The White House is not content, however, to simply let politics run its course. An administration official stressed that the president would make a big push, in the coming months, to implement the provisions of his budget outline that address Medicare directly. This could be done separately or in coordination with the larger budget debates.

But the purpose is the same: to contrast the president’s plan, “which strengthens the [Independent Payment Advisory Board] to help lower Medicare costs,” with the plan endorsed by Republicans, “which keeps the cuts to Medicare [as included in the president’s health care law] in place but gets rid of the subsidies, re-opens the [prescription drug] doughnut hole, and axes small business tax credits,” the official said. “We think we can win that contrast.”

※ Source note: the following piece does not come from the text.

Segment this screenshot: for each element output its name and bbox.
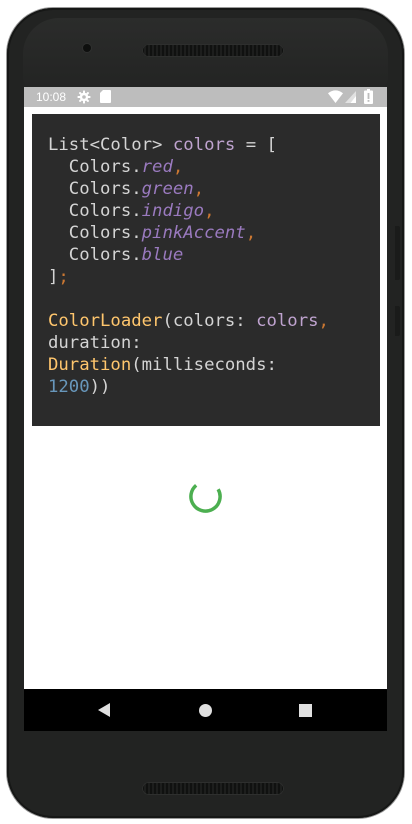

In the meantime, the law will undergo further tinkering. As part of the continuing resolution passed this week, $3 billion in cuts were made from a program that establishes health care co-ops -- an idea championed by Sen. Kent Conrad (D-N.D.) but never loved by the White House. The deal also axed a plan favored by Sen. Ron Wyden (D-Ore.), which was designed to make it easier for employees to scrap their employer-provided insurance in order to buy coverage in public exchanges. Separately, Congress passed a fix to a burdensome tax-filing requirement that no politician seemed to support.

The alterations were political as well as policy-oriented. On Thursday, a new non-governmental group called Know Your Care launched for the purposes of defending the law from attack during the 2012 election cycle and advocating on its behalf through 2014, when implementation begins. Allied groups took their cues as well, arguing that while they were aware the budget fight played out in their favor, it was hardly a time to hail health care reform’s permanence.

“The health care community mostly dodged a bullet on the Affordable Care Act,” said Ethan Rome, executive director of Health Care for America Now. “But this was a skirmish. The real fights come later. They come with the battle over the 2012 budget.”